Chris Withers chrisw@nipltd.com
Fri, 29 Mar 2002 17:07:16 +0000


seb bacon wrote:
> 
> When you display a page with its 'view' action, you want to display each
> of its components according to their 'view' action.  How about if you
> have a 'view comments' action for a page, which puts some copy at the
> top regarding comment threads, and then displays each component with its
> thread beneath.  Then you need a way to map between the container's
> action and those of its components.  This can only be done in a 'slot'
> type definition.

Huh?
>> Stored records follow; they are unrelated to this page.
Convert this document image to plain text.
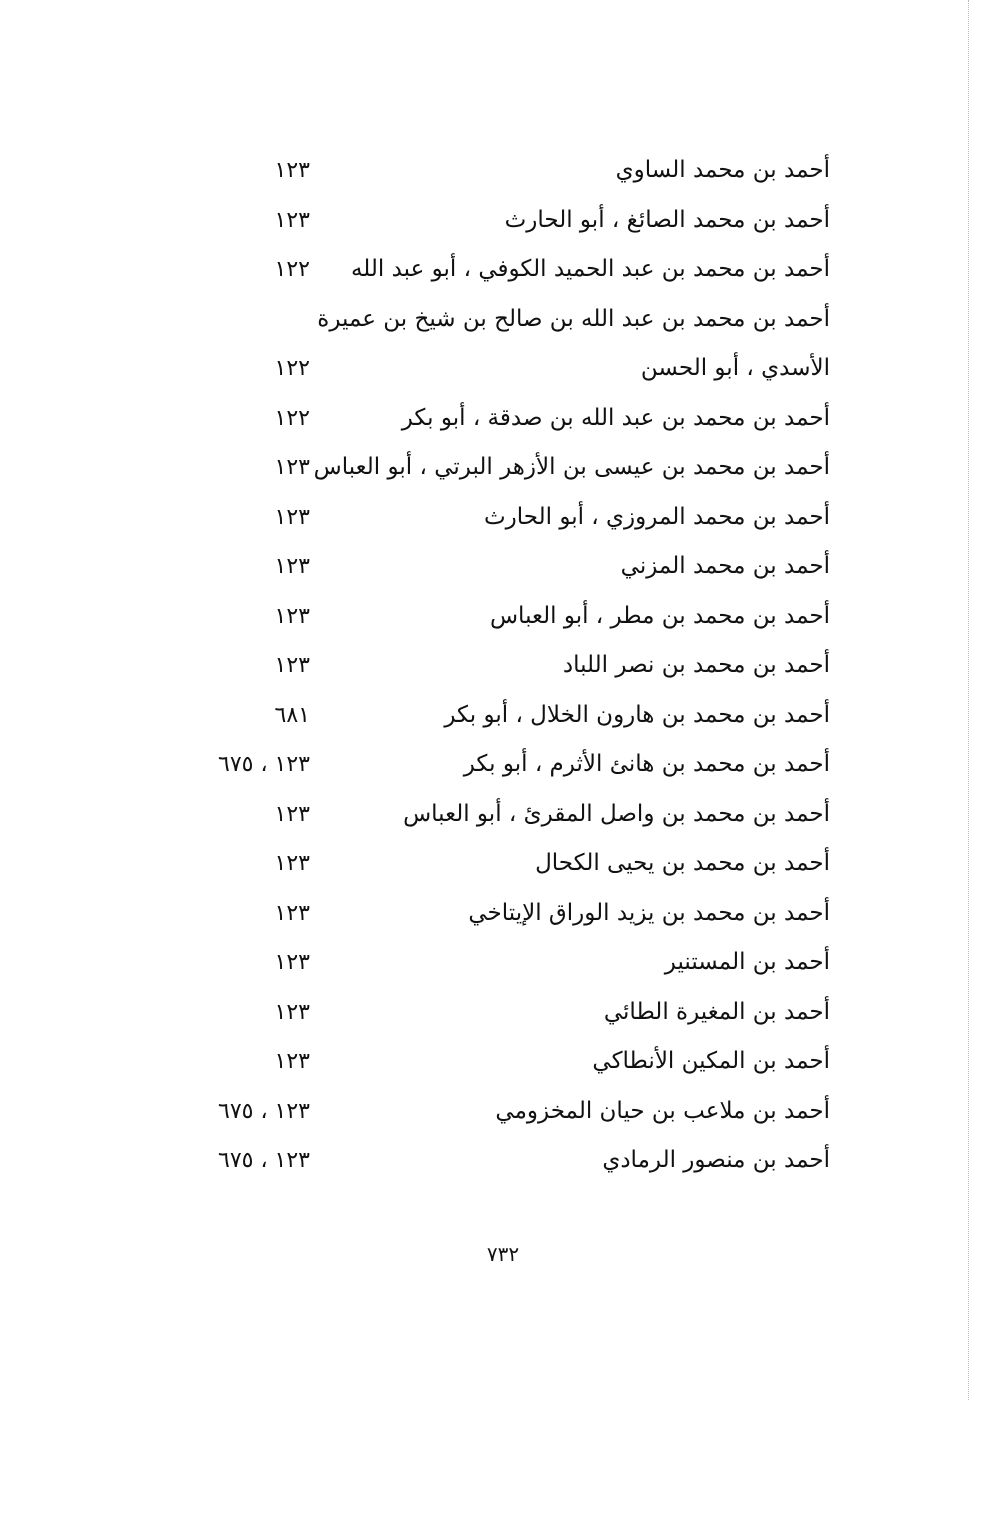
أحمد بن محمد الساوي
١٢٣
أحمد بن محمد الصائغ ، أبو الحارث
١٢٣
أحمد بن محمد بن عبد الحميد الكوفي ، أبو عبد الله
١٢٢
أحمد بن محمد بن عبد الله بن صالح بن شيخ بن عميرة
الأسدي ، أبو الحسن
١٢٢
أحمد بن محمد بن عبد الله بن صدقة ، أبو بكر
١٢٢
أحمد بن محمد بن عيسى بن الأزهر البرتي ، أبو العباس
١٢٣
أحمد بن محمد المروزي ، أبو الحارث
١٢٣
أحمد بن محمد المزني
١٢٣
أحمد بن محمد بن مطر ، أبو العباس
١٢٣
أحمد بن محمد بن نصر اللباد
١٢٣
أحمد بن محمد بن هارون الخلال ، أبو بكر
٦٨١
أحمد بن محمد بن هانئ الأثرم ، أبو بكر
١٢٣ ، ٦٧٥
أحمد بن محمد بن واصل المقرئ ، أبو العباس
١٢٣
أحمد بن محمد بن يحيى الكحال
١٢٣
أحمد بن محمد بن يزيد الوراق الإيتاخي
١٢٣
أحمد بن المستنير
١٢٣
أحمد بن المغيرة الطائي
١٢٣
أحمد بن المكين الأنطاكي
١٢٣
أحمد بن ملاعب بن حيان المخزومي
١٢٣ ، ٦٧٥
أحمد بن منصور الرمادي
١٢٣ ، ٦٧٥
٧٣٢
Ya lost me... take it slow... I suspect it may not be necessary ;-)

> Also, if you have slots with named components, you get to define the
> layout of the page accurately ('image_1 goes here, text_3 goes there'),
> which it is hard to do when the components are looped over in a repeat
> clause.  Of course you could extend the interface with CMFArticle to
> allow you to name elements; however, the user would then need access to
> the page layout source too.

Urm, ZPT is a pretty good templating language. I don't see why whoever needs to
lay out a page can't do it with a simple ZPT:

<table>
<tr>
<td tal:content="here/element1" colspan="2"></td>
</tr>
<tr>
<td tal:content="here/element2"></td>
<td tal:content="here/element3"></td>
</tr>

?

> A separate design consideration is that it would be nice to be able to
> recursively compose components.  What I mean by this is the following:
> suppose you have a type which has two fixed slots, "image" and "text".
> These are displayed in the default action with the text on the left and
> image on the right.  Wouldn't it be nice to be able to add these two
> elements as a single "textandimage" component to another template?

Yup, but I don't really see why you need slots for this?

> Another consideration is that it would be nice to be able to use any
> existing Types as components without having to tinker with their source
> code: it should be possible to create new 'articles' (I call them
> 'templates') through the web.

...indeed. But I don't see how you're gonna lay out a page properly without
writing some HTML, and if ya gonna do that, why not use a ZPT?